Neustarts sind im Indiekino-Club allerdings nur selten zu sehen, stattdessen ein liebevoll zusammengebautes Programm, auch mit Themenschwerpunkten. Begonnen hat der Club zum Beispiel mit einem Special zu Françoise Cactus. Die Berliner Sängerin der Band Stereo Total ist letzten Monat gestorben. Im Indiekino-Club sind zwei Filme zu sehen, in denen sie mitgewirkt hat, unter anderem: "Jesus Shows You The Way To The Highway". Ein seltsamer estnisch-afrikanischer Science-Fiction-Thriller-Genremix, „ein bisschen wie eine extrem billige Variante von The Matrix, aber besser als "The Matrix", sagt Thomas Dorow. Françoise Cactus und ihr Bandkollege Brezel Göring übernehmen hier die deutsche Synchronisation, allerdings ist die englische Synchronisation auch noch zu hören. "Es klingt also ein bisschen, als wenn Françoise Cactus in einem russischen Kino eine Live-Übersetzung dieses Films darbietet und das ist ganz entzückend."

Digitale Kneipengespräche

Aber wie ist das jetzt mit der Begegnung mit dem Publikum, dem so vermisste Austausch? Auch dazu gibt es schon viele Ideen, eine davon: Livestreams nach den Filmen aus den Kinos, bei denen die Zuschauer dann auch Fragen stellen können.
"Wobei ich mir das weniger so vorstelle wie die klassischen Kinogespräche", sagt Thomas Dorow, "sondern eher wie ein Kneipengespräch nach dem Film. Dazu haben wir ja alle keine Möglichkeit zurzeit."

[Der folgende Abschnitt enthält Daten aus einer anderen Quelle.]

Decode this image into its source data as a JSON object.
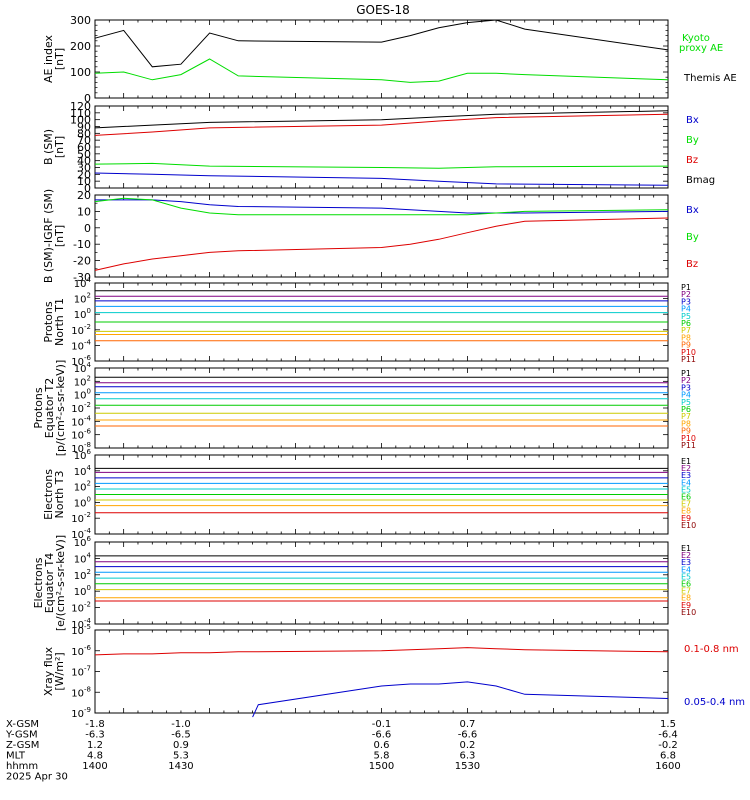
{
  "title": "GOES-18",
  "footer": {
    "row_labels": [
      "X-GSM",
      "Y-GSM",
      "Z-GSM",
      "MLT",
      "hhmm"
    ],
    "date": "2025 Apr 30",
    "columns": [
      [
        "-1.8",
        "-6.3",
        "1.2",
        "4.8",
        "1400"
      ],
      [
        "-1.0",
        "-6.5",
        "0.9",
        "5.3",
        "1430"
      ],
      [
        "-0.1",
        "-6.6",
        "0.6",
        "5.8",
        "1500"
      ],
      [
        "0.7",
        "-6.6",
        "0.2",
        "6.3",
        "1530"
      ],
      [
        "1.5",
        "-6.4",
        "-0.2",
        "6.8",
        "1600"
      ]
    ]
  },
  "chart_data": [
    {
      "type": "line",
      "ylabel": [
        "AE index",
        "[nT]"
      ],
      "ylim": [
        0,
        300
      ],
      "log": false,
      "yticks": [
        0,
        100,
        200,
        300
      ],
      "ticklabels": [
        "0",
        "100",
        "200",
        "300"
      ],
      "minor": 4,
      "x": [
        1400,
        1410,
        1420,
        1430,
        1440,
        1450,
        1500,
        1510,
        1520,
        1530,
        1540,
        1550,
        1600
      ],
      "series": [
        {
          "name": "Kyoto proxy AE",
          "color": "#00dd00",
          "values": [
            95,
            100,
            70,
            90,
            150,
            85,
            70,
            60,
            65,
            95,
            95,
            90,
            70
          ]
        },
        {
          "name": "Themis AE",
          "color": "#000000",
          "values": [
            230,
            260,
            120,
            130,
            250,
            220,
            215,
            240,
            270,
            290,
            300,
            265,
            185
          ]
        }
      ]
    },
    {
      "type": "line",
      "ylabel": [
        "B (SM)",
        "[nT]"
      ],
      "ylim": [
        0,
        120
      ],
      "log": false,
      "yticks": [
        0,
        10,
        20,
        30,
        40,
        50,
        60,
        70,
        80,
        90,
        100,
        110,
        120
      ],
      "ticklabels": [
        "0",
        "10",
        "20",
        "30",
        "40",
        "50",
        "60",
        "70",
        "80",
        "90",
        "100",
        "110",
        "120"
      ],
      "minor": 0,
      "x": [
        1400,
        1420,
        1440,
        1500,
        1520,
        1540,
        1600
      ],
      "series": [
        {
          "name": "Bx",
          "color": "#0000cc",
          "values": [
            22,
            20,
            18,
            14,
            10,
            6,
            4
          ]
        },
        {
          "name": "By",
          "color": "#00dd00",
          "values": [
            35,
            36,
            32,
            30,
            29,
            31,
            32
          ]
        },
        {
          "name": "Bz",
          "color": "#dd0000",
          "values": [
            77,
            82,
            88,
            92,
            98,
            103,
            108
          ]
        },
        {
          "name": "Bmag",
          "color": "#000000",
          "values": [
            88,
            92,
            96,
            100,
            104,
            108,
            113
          ]
        }
      ]
    },
    {
      "type": "line",
      "ylabel": [
        "B (SM)-IGRF (SM)",
        "[nT]"
      ],
      "ylim": [
        -30,
        20
      ],
      "log": false,
      "yticks": [
        -30,
        -20,
        -10,
        0,
        10,
        20
      ],
      "ticklabels": [
        "-30",
        "-20",
        "-10",
        "0",
        "10",
        "20"
      ],
      "minor": 1,
      "x": [
        1400,
        1410,
        1420,
        1430,
        1440,
        1450,
        1500,
        1510,
        1520,
        1530,
        1540,
        1550,
        1600
      ],
      "series": [
        {
          "name": "Bx",
          "color": "#0000cc",
          "values": [
            17,
            17,
            17,
            16,
            14,
            13,
            12,
            11,
            10,
            9,
            9,
            9,
            10
          ]
        },
        {
          "name": "By",
          "color": "#00dd00",
          "values": [
            16,
            18,
            17,
            12,
            9,
            8,
            8,
            8,
            8,
            8,
            9,
            10,
            11
          ]
        },
        {
          "name": "Bz",
          "color": "#dd0000",
          "values": [
            -26,
            -22,
            -19,
            -17,
            -15,
            -14,
            -12,
            -10,
            -7,
            -3,
            1,
            4,
            6
          ]
        }
      ]
    },
    {
      "type": "line",
      "ylabel": [
        "Protons",
        "North T1"
      ],
      "ylim": [
        -6,
        4
      ],
      "log": true,
      "yticks": [
        -6,
        -4,
        -2,
        0,
        2,
        4
      ],
      "ticklabels": [
        "-6",
        "-4",
        "-2",
        "0",
        "2",
        "4"
      ],
      "x": [
        1400,
        1600
      ],
      "series": [
        {
          "name": "P1",
          "color": "#000000",
          "values": [
            3.0,
            3.0
          ]
        },
        {
          "name": "P2",
          "color": "#800080",
          "values": [
            2.3,
            2.3
          ]
        },
        {
          "name": "P3",
          "color": "#0000cc",
          "values": [
            1.7,
            1.7
          ]
        },
        {
          "name": "P4",
          "color": "#0099ff",
          "values": [
            1.0,
            1.0
          ]
        },
        {
          "name": "P5",
          "color": "#00cccc",
          "values": [
            0.2,
            0.2
          ]
        },
        {
          "name": "P6",
          "color": "#00cc00",
          "values": [
            -1.0,
            -1.0
          ]
        },
        {
          "name": "P7",
          "color": "#cccc00",
          "values": [
            -2.2,
            -2.2
          ]
        },
        {
          "name": "P8",
          "color": "#ffa500",
          "values": [
            -2.6,
            -2.6
          ]
        },
        {
          "name": "P9",
          "color": "#ff6600",
          "values": [
            -3.4,
            -3.4
          ]
        },
        {
          "name": "P10",
          "color": "#dd0000",
          "values": null
        },
        {
          "name": "P11",
          "color": "#8b0000",
          "values": null
        }
      ]
    },
    {
      "type": "line",
      "ylabel": [
        "Protons",
        "Equator T2",
        "[p/(cm²-s-sr-keV)]"
      ],
      "ylim": [
        -8,
        4
      ],
      "log": true,
      "yticks": [
        -8,
        -6,
        -4,
        -2,
        0,
        2,
        4
      ],
      "ticklabels": [
        "-8",
        "-6",
        "-4",
        "-2",
        "0",
        "2",
        "4"
      ],
      "x": [
        1400,
        1600
      ],
      "series": [
        {
          "name": "P1",
          "color": "#000000",
          "values": [
            2.6,
            2.6
          ]
        },
        {
          "name": "P2",
          "color": "#800080",
          "values": [
            1.8,
            1.8
          ]
        },
        {
          "name": "P3",
          "color": "#0000cc",
          "values": [
            1.2,
            1.2
          ]
        },
        {
          "name": "P4",
          "color": "#0099ff",
          "values": [
            0.3,
            0.3
          ]
        },
        {
          "name": "P5",
          "color": "#00cccc",
          "values": [
            -0.6,
            -0.6
          ]
        },
        {
          "name": "P6",
          "color": "#00cc00",
          "values": [
            -1.6,
            -1.6
          ]
        },
        {
          "name": "P7",
          "color": "#cccc00",
          "values": [
            -2.8,
            -2.8
          ]
        },
        {
          "name": "P8",
          "color": "#ffa500",
          "values": [
            -3.8,
            -3.8
          ]
        },
        {
          "name": "P9",
          "color": "#ff6600",
          "values": [
            -4.7,
            -4.7
          ]
        },
        {
          "name": "P10",
          "color": "#dd0000",
          "values": null
        },
        {
          "name": "P11",
          "color": "#8b0000",
          "values": null
        }
      ]
    },
    {
      "type": "line",
      "ylabel": [
        "Electrons",
        "North T3"
      ],
      "ylim": [
        -4,
        6
      ],
      "log": true,
      "yticks": [
        -4,
        -2,
        0,
        2,
        4,
        6
      ],
      "ticklabels": [
        "-4",
        "-2",
        "0",
        "2",
        "4",
        "6"
      ],
      "x": [
        1400,
        1600
      ],
      "series": [
        {
          "name": "E1",
          "color": "#000000",
          "values": [
            4.3,
            4.3
          ]
        },
        {
          "name": "E2",
          "color": "#800080",
          "values": [
            3.8,
            3.8
          ]
        },
        {
          "name": "E3",
          "color": "#0000cc",
          "values": [
            3.1,
            3.1
          ]
        },
        {
          "name": "E4",
          "color": "#0099ff",
          "values": [
            2.4,
            2.4
          ]
        },
        {
          "name": "E5",
          "color": "#00cccc",
          "values": [
            1.7,
            1.7
          ]
        },
        {
          "name": "E6",
          "color": "#00cc00",
          "values": [
            1.0,
            1.0
          ]
        },
        {
          "name": "E7",
          "color": "#cccc00",
          "values": [
            0.3,
            0.3
          ]
        },
        {
          "name": "E8",
          "color": "#ffa500",
          "values": [
            -0.4,
            -0.4
          ]
        },
        {
          "name": "E9",
          "color": "#dd0000",
          "values": [
            -1.3,
            -1.3
          ]
        },
        {
          "name": "E10",
          "color": "#8b0000",
          "values": null
        }
      ]
    },
    {
      "type": "line",
      "ylabel": [
        "Electrons",
        "Equator T4",
        "[e/(cm²-s-sr-keV)]"
      ],
      "ylim": [
        -4,
        6
      ],
      "log": true,
      "yticks": [
        -4,
        -2,
        0,
        2,
        4,
        6
      ],
      "ticklabels": [
        "-4",
        "-2",
        "0",
        "2",
        "4",
        "6"
      ],
      "x": [
        1400,
        1600
      ],
      "series": [
        {
          "name": "E1",
          "color": "#000000",
          "values": [
            4.3,
            4.3
          ]
        },
        {
          "name": "E2",
          "color": "#800080",
          "values": [
            3.6,
            3.6
          ]
        },
        {
          "name": "E3",
          "color": "#0000cc",
          "values": [
            3.0,
            3.0
          ]
        },
        {
          "name": "E4",
          "color": "#0099ff",
          "values": [
            2.3,
            2.3
          ]
        },
        {
          "name": "E5",
          "color": "#00cccc",
          "values": [
            1.6,
            1.6
          ]
        },
        {
          "name": "E6",
          "color": "#00cc00",
          "values": [
            0.9,
            0.9
          ]
        },
        {
          "name": "E7",
          "color": "#cccc00",
          "values": [
            0.2,
            0.2
          ]
        },
        {
          "name": "E8",
          "color": "#ffa500",
          "values": [
            -0.8,
            -0.8
          ]
        },
        {
          "name": "E9",
          "color": "#dd0000",
          "values": [
            -1.2,
            -1.2
          ]
        },
        {
          "name": "E10",
          "color": "#8b0000",
          "values": null
        }
      ]
    },
    {
      "type": "line",
      "ylabel": [
        "Xray flux",
        "[W/m²]"
      ],
      "ylim": [
        -9,
        -5
      ],
      "log": true,
      "yticks": [
        -9,
        -8,
        -7,
        -6,
        -5
      ],
      "ticklabels": [
        "-9",
        "-8",
        "-7",
        "-6",
        "-5"
      ],
      "x": [
        1400,
        1410,
        1420,
        1430,
        1440,
        1450,
        1455,
        1457,
        1500,
        1510,
        1520,
        1530,
        1540,
        1550,
        1600
      ],
      "series": [
        {
          "name": "0.1-0.8 nm",
          "color": "#dd0000",
          "values": [
            -6.2,
            -6.15,
            -6.15,
            -6.1,
            -6.1,
            -6.05,
            -6.05,
            -6.05,
            -6.0,
            -5.95,
            -5.9,
            -5.85,
            -5.9,
            -5.95,
            -6.05
          ]
        },
        {
          "name": "0.05-0.4 nm",
          "color": "#0000cc",
          "values": [
            null,
            null,
            null,
            null,
            null,
            null,
            -9.2,
            -8.6,
            -7.7,
            -7.6,
            -7.6,
            -7.5,
            -7.7,
            -8.1,
            -8.3
          ]
        }
      ]
    }
  ]
}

Der Indie-Kino-Club läuft gut an – reich werde man davon nicht, aber vor Kurzem konnte sie allen Kinos schonmal 100 Euro auszahlen, erzählt Hendrike Bake. Und auch viele Festivals haben sich schon gemeldet. Das arabische "Alfilmfestival" nächsten Monat ist zum Beispiel exklusiv im Indiekino-Club zu sehen. Und wenn die Pandemie dann irgendwann mal den Würgegriff lockert, bekommt man als Clubmitglied immer noch vergünstigten Eintritt in den teilnehmenden Kinos. Die Streamingplattform soll dann trotzdem bleiben, sagt Hendrike Bake. "Wir können uns auch gut vorstellen, dass sich die Schwerpunkte ändern, dass wir versuchen das aktuelle Kinoprogramm zu begleiten." Oder auch: Die vielen Festivals, die schon letztes Jahr auf Hybridveranstaltungen gesetzt haben. Auch da hat es sich etabliert, das Programm im Kino mit Online-Streams zu ergänzen. Interesse angemeldet haben unter anderem schon das "Human Right Film Festival" oder das "Achtung Berlin"-Festival. "Wir sehen da auf jeden Fall eine Möglichkeit, wie man diese Plattform auch nach der Pandemie weiter gut nutzen kann."